When most insurers think of data science in their industry, naturally it is mostly about numbers and turning abstract data into correlations that become actionable business intelligence. However, there is considerably more to data science than sifting through spreadsheets and building predictive models. It requires not just mathematical skills but human judgment and intelligent decisions at pivotal moments.
When looking for an ideal candidate to be in charge of the data that informs large-scale impacts to businesses, it’s important for insurers to identify data scientists that have an even mix of hard (tech) and soft (communication) skillsets.
This was a solid agreement of all panelists (including myself) who spoke on a big data panel at the recent “Super Regional P/C Insurer Conference 2017.” Soft skills are crucial to passing data initiatives through your organization, getting approval from regulators and knowing how to avoid a lack of context around data correlation (which can ruin a model’s performance in production). It is important to always keep data-driven decisions in check in order to develop a sustainable data strategy within a business environment. Below are areas where human judgment is critical in data analysis.
A data scientist analyzes data with a combination of different predictive modeling techniques, including general linear modeling (GLM), machine learning, classification trees, and other multivariate and univariate techniques. Regardless of approach, there always will be certain statistically supported variables that should not be used. A good life insurance example is the relationship between a candidate and whether they have relatives who are felons. While it has proven to be a statistically viable metric, it cannot be used within a predictive model because it is ethically unsound.
One of the most widespread consumer-facing issues in insurance with regard to data and analytics has been price optimization. Since there is confusion about how these models are constructed, it leads some to believe there are certain unethical practices at play, like unfair weighting of socioeconomic factors in auto insurance rates. Deciding which variables to include or exclude is an important and strategic decision between the data science and business units involved.
Correlation vs. Causation
It is the job of the data scientist to determine the causation of the relationships. For example, a positive relationship between two variables that has survived the testing process is global temperature and the increase in piracy. This may correlate, but clearly one does not cause the other. This is an obvious example to demonstrate a point, but many aren’t that clear and require meticulous discretion and a lot of “connecting the dots” to determine whether there is causation.
Data Analysis Won’t Get Far Without Understanding
One of the most critical components of soft skillsets in data analysis is simply the ability to explain the variables and recommendations that the model output is showing. Transparency makes it simpler to obtain buy-in from all parties in the organization and explain to regulators how models come to their decisions.
Take machine learning, for example. Machine learning provides deep and accurate predictors and can often maximize model lift, but because data is being continuously fed into the model without human interruption, you forgo transparency and the ability to show how the model arrived at the decisions. There are instances where this tradeoff is completely appropriate and other times when it is problematic. Responsibility falls to the data scientist to know which modeling technique is appropriate to the use case and to provide clear explanations to all stakeholders involved.

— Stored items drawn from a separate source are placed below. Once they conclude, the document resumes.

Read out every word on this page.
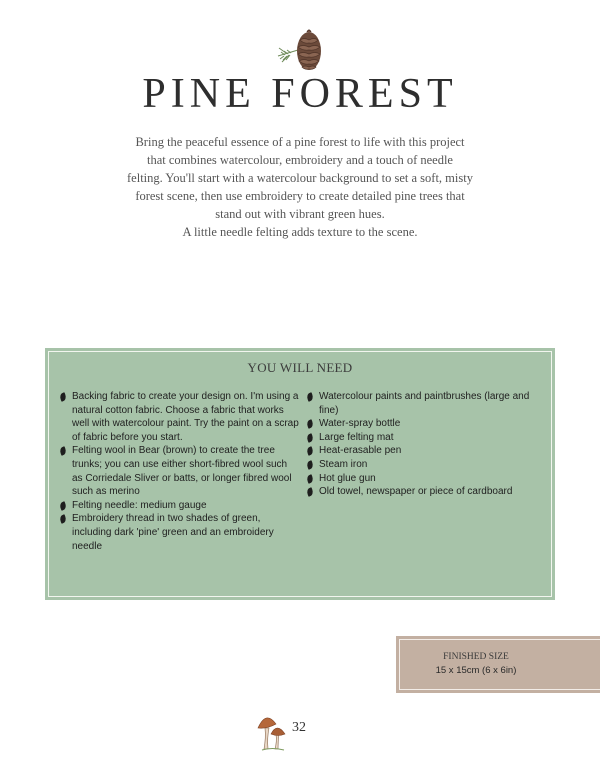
PINE FOREST

Bring the peaceful essence of a pine forest to life with this project

that combines watercolour, embroidery and a touch of needle

felting. You'll start with a watercolour background to set a soft, misty

forest scene, then use embroidery to create detailed pine trees that

stand out with vibrant green hues.

A little needle felting adds texture to the scene.

YOU WILL NEED
Backing fabric to create your design on. I'm using a natural cotton fabric. Choose a fabric that works well with watercolour paint. Try the paint on a scrap of fabric before you start.
Felting wool in Bear (brown) to create the tree trunks; you can use either short-fibred wool such as Corriedale Sliver or batts, or longer fibred wool such as merino
Felting needle: medium gauge
Embroidery thread in two shades of green, including dark 'pine' green and an embroidery needle
Watercolour paints and paintbrushes (large and fine)
Water-spray bottle
Large felting mat
Heat-erasable pen
Steam iron
Hot glue gun
Old towel, newspaper or piece of cardboard
FINISHED SIZE
15 x 15cm (6 x 6in)
32
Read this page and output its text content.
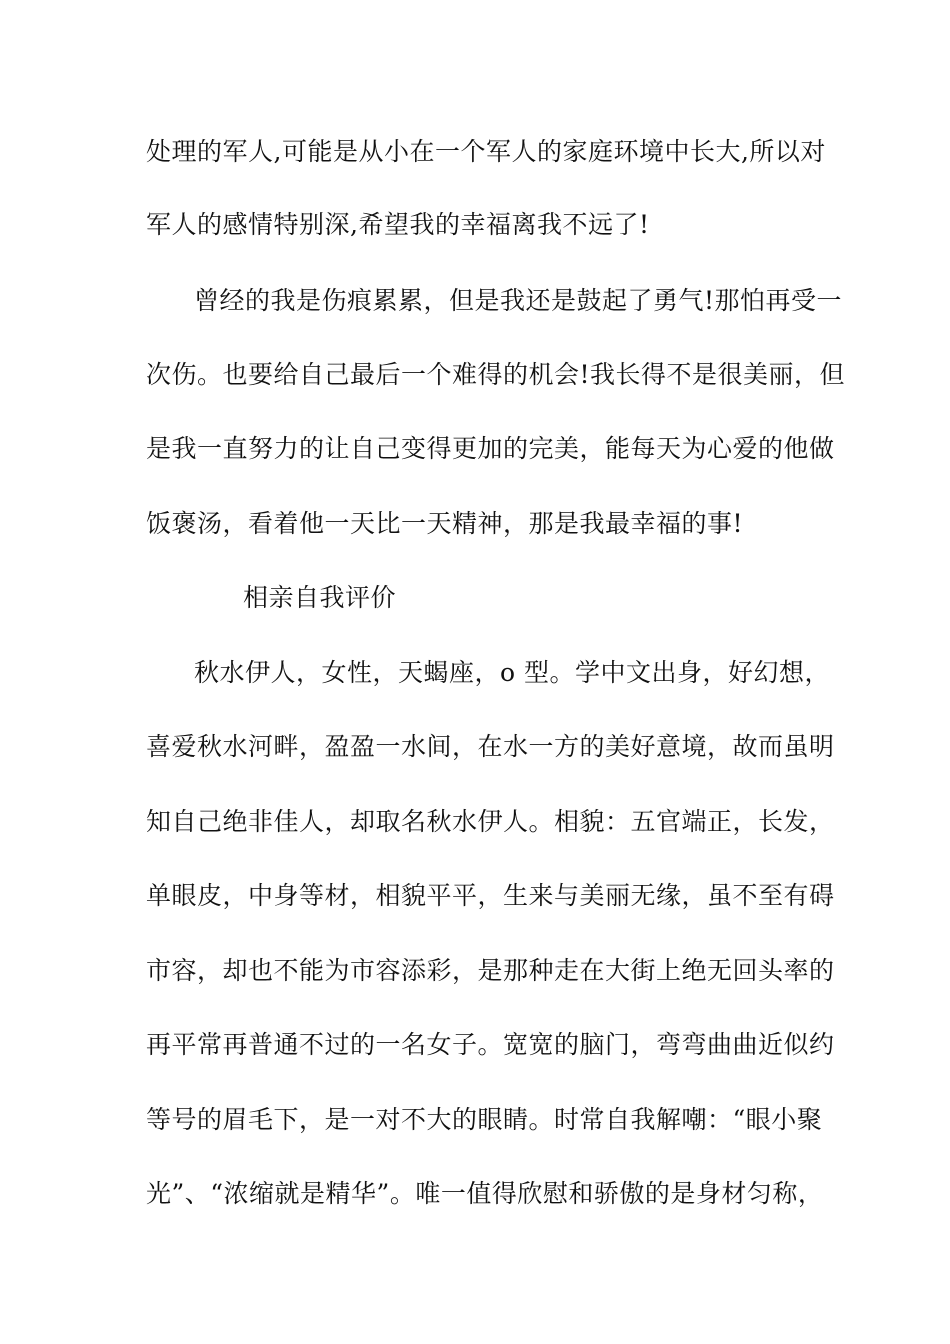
处理的军人,可能是从小在一个军人的家庭环境中长大,所以对
军人的感情特别深,希望我的幸福离我不远了!
曾经的我是伤痕累累，但是我还是鼓起了勇气!那怕再受一
次伤。也要给自己最后一个难得的机会!我长得不是很美丽，但
是我一直努力的让自己变得更加的完美，能每天为心爱的他做
饭褒汤，看着他一天比一天精神，那是我最幸福的事!
相亲自我评价
秋水伊人，女性，天蝎座，o 型。学中文出身，好幻想，
喜爱秋水河畔，盈盈一水间，在水一方的美好意境，故而虽明
知自己绝非佳人，却取名秋水伊人。相貌：五官端正，长发，
单眼皮，中身等材，相貌平平，生来与美丽无缘，虽不至有碍
市容，却也不能为市容添彩，是那种走在大街上绝无回头率的
再平常再普通不过的一名女子。宽宽的脑门，弯弯曲曲近似约
等号的眉毛下，是一对不大的眼睛。时常自我解嘲：“眼小聚
光”、“浓缩就是精华”。唯一值得欣慰和骄傲的是身材匀称，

While data scientists will always be valued for their statistical abilities, it is important to understand that soft skills have immense value to the sustainability of data initiatives. This is particularly important to consider when hiring for the slew of data positions that are coming into the insurance industry. Data provides companies with a seemingly limitless arsenal of information that can be used to provide key business advantages, but it takes people to empirically decide which of that information is actionable and to be mindful of what will pass in a stringent regulatory environment.